A Federação de Futebol da Eslovénia anunciou esta segunda-feira o término da carreira de Slavko Vincic, árbitro que esteve no centro das atenções ao dirigir a final do Mundial2026 entre Espanha e Argentina, disputada nos Estados Unidos. Vincic, de 46 anos, encerra assim uma trajectória que o levou aos patamares mais altos da arbitragem mundial.
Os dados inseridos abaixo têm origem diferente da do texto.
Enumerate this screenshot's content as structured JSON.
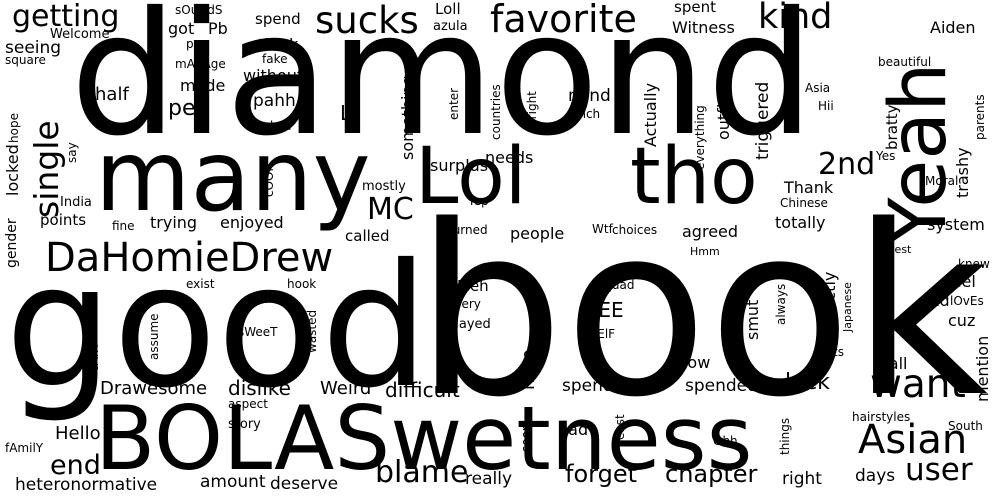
{
  "cloud": {
    "background": "#ffffff",
    "text_color": "#000000",
    "words": [
      "diamond",
      "book",
      "good",
      "many",
      "Lol",
      "tho",
      "Yeah",
      "BOLASwetness",
      "DaHomieDrew",
      "favorite",
      "sucks",
      "getting",
      "kind",
      "single",
      "want",
      "Asian",
      "user",
      "2nd",
      "MC",
      "blame",
      "end",
      "chapter",
      "forget",
      "difficult",
      "Drawesome",
      "dislike",
      "Weird",
      "luck",
      "Hello",
      "heteronormative",
      "amount",
      "deserve",
      "really",
      "right",
      "days",
      "seeing",
      "Welcome",
      "square",
      "spend",
      "think",
      "without",
      "pahh",
      "Li",
      "pet",
      "half",
      "made",
      "got",
      "Pb",
      "pm",
      "mAnAge",
      "fake",
      "looked",
      "Loll",
      "azula",
      "age",
      "spent",
      "Witness",
      "Aiden",
      "Asia",
      "Hii",
      "beautiful",
      "mind",
      "inch",
      "Actually",
      "outfits",
      "triggered",
      "bratty",
      "trashy",
      "parents",
      "Yes",
      "Moral",
      "surplus",
      "needs",
      "mostly",
      "Thank",
      "Chinese",
      "totally",
      "system",
      "Yep",
      "Wtf",
      "choices",
      "called",
      "people",
      "agreed",
      "India",
      "points",
      "fine",
      "trying",
      "enjoyed",
      "turned",
      "Hmm",
      "Best",
      "knew",
      "feel",
      "lOvEs",
      "xd",
      "cuz",
      "Meh",
      "sEE",
      "sElF",
      "squad",
      "every",
      "played",
      "surely",
      "liking",
      "smut",
      "always",
      "Exactly",
      "Japanese",
      "gets",
      "call",
      "mention",
      "know",
      "spending",
      "spended",
      "hate",
      "hairstyles",
      "South",
      "east",
      "Ohh",
      "things",
      "soon",
      "bad",
      "story",
      "aspect",
      "exist",
      "hook",
      "assume",
      "sWeeT",
      "wasted",
      "cAnT",
      "fAmilY",
      "gender",
      "locked",
      "hope",
      "say",
      "cOOl",
      "sOuNdS",
      "something",
      "countries",
      "alright",
      "enter",
      "everything"
    ]
  }
}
Carreira coroada pela final do Mundial
Segundo a nota divulgada na página oficial da federação, Vincic pôs fim à sua carreira uma semana depois da final do Campeonato do Mundo, partida que constituiu «o ponto mais alto na carreira deste árbitro». A instituição salienta que a nomeação para a final consolidou o estatuto de Vincic como um dos melhores árbitros da história.
Distinções e marcos internacionais
Ao longo da sua carreira, Vincic recebeu várias distinções. A International Federation of Football History & Statistics (IFFHS) considerou-o o melhor árbitro do Mundial2026, destacando o «controlo disciplinar claro e firme que caracteriza a arbitragem de elite». Em Itália, foi ainda galardoado com o prémio Giulio Campanati pela sua prestação no campeonato do Mundo.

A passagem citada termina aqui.